Jerry the Peddler, with his bushy beard fanning out over a gray-and-red plaid shirt, handed out bottled water from a stack of bottles. In his other hand he held a tall can of lager he was drinking.
“This is made in the oldest brewery in America,” he said. “It’s a recipe and a brand name owned by Budweiser.” Reminiscing, he continued, “During a tour sponsored by Budweiser, Santana got busted for two joints. Guess what? Budweiser canceled the whole tour over that. Not only do they make bad-tasting beer, they’re just a——-.”
In front of Jerry were cardboard boxes filled with FEMA high-calorie-, high-salt- and high-fat-content emergency rations normally destined for soldiers in Afghanistan. Each pack contains three 1,200-calorie meals and material with which to heat them.
Jerry said that, in recognition of the local community effort, “FEMA gave us 15 cases of the emergency rations. And about three stacks 4 feet high of bottled water and five crates of seltzer and soda-type drinks. Everything else has been donated by the community, and this has all been going on for four days.”
He looked up to the roof of C-Squat, in which he lives.
“After the flood, we took our barbecue grills off the roof, and we took the meat and the food out of our refrigerators and brought them down here to the street and started feeding people,” he said. “All of this [tonight] has grown from that. Our neighbors started coming down donating their stuff and so did the whole freaking community.”

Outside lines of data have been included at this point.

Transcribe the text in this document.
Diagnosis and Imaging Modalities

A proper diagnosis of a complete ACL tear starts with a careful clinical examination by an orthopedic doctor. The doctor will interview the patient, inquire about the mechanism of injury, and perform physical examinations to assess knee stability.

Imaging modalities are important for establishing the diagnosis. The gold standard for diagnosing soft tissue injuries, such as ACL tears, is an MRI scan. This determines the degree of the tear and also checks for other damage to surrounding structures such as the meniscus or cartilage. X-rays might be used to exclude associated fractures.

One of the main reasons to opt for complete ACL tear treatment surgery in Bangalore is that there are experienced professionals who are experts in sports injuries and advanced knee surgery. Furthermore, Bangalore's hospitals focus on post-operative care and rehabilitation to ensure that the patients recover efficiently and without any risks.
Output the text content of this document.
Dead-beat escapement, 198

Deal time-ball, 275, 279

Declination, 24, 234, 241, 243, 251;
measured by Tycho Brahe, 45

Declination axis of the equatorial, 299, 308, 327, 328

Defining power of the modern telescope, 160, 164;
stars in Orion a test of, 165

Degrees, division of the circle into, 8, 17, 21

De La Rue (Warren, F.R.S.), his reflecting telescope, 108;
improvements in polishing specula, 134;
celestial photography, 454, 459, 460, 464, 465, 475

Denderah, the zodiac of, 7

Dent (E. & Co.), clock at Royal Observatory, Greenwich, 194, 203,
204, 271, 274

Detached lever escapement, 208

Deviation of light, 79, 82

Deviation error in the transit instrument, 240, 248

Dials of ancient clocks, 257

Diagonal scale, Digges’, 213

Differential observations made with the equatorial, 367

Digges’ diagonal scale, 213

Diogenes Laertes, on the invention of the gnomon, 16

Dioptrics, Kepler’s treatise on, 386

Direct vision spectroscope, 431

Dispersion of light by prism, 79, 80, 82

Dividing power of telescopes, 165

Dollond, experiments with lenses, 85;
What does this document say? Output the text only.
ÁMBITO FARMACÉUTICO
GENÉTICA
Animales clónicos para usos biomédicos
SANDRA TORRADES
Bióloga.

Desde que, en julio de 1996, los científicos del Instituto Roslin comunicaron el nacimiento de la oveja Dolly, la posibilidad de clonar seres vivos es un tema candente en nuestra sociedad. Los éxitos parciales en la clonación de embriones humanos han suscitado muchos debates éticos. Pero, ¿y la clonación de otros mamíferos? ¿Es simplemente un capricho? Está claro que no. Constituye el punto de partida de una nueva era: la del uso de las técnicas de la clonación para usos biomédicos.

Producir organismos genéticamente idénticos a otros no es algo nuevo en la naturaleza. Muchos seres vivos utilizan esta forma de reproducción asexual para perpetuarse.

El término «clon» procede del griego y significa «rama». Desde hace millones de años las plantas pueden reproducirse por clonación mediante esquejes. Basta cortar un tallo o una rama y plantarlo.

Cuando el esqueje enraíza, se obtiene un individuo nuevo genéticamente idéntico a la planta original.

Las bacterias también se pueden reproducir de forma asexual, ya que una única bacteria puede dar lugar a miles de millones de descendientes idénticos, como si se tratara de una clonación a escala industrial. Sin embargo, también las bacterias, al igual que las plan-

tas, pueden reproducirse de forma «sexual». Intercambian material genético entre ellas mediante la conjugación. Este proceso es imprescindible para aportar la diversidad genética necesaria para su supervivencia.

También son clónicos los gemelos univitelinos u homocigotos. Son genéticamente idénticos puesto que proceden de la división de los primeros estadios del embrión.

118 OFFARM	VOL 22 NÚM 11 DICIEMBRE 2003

The brisket of beef had been consumed but a huge rump roast was being prepared over the grill. These were just the final course of what had been a multiday feast. Providing ingredients for the elaborate meals cooked by the C-Squat residents, during the blackout a convoy of cars had pulled up and dropped off massive loads of bread, pastries, burgers, fruits, vegetables, drinks, soup and more.
“We fed a couple of hundred people a day for the last four days,” said Jerry. “Today, the last day of the power outage, the government finally got to 10th St. with food. Interestingly enough, over here you’ll find music and fun and interesting forms of technology, but at the government places you’ll find soldiers and cops.”
Which is why people were there. In fact, the East Village has a long history of feeding itself. Several women arrived with three large pots of delicious-looking vegan couscous they had prepared in a friend’s apartment.
“There was a time,” Jerry explained, “when things like this happened all the time right around here. In the mid-’80s we had five tepees where this garden is right now,” he said, gesturing down the street. “We built an open campfire and started with rice and beans. It took a couple of days and then people were doing this for the next two and a half years.”
Jerry summed it up by quoting his favorite line:
“Once again, it’s hippies and punks and beatniks and bums to the rescue.”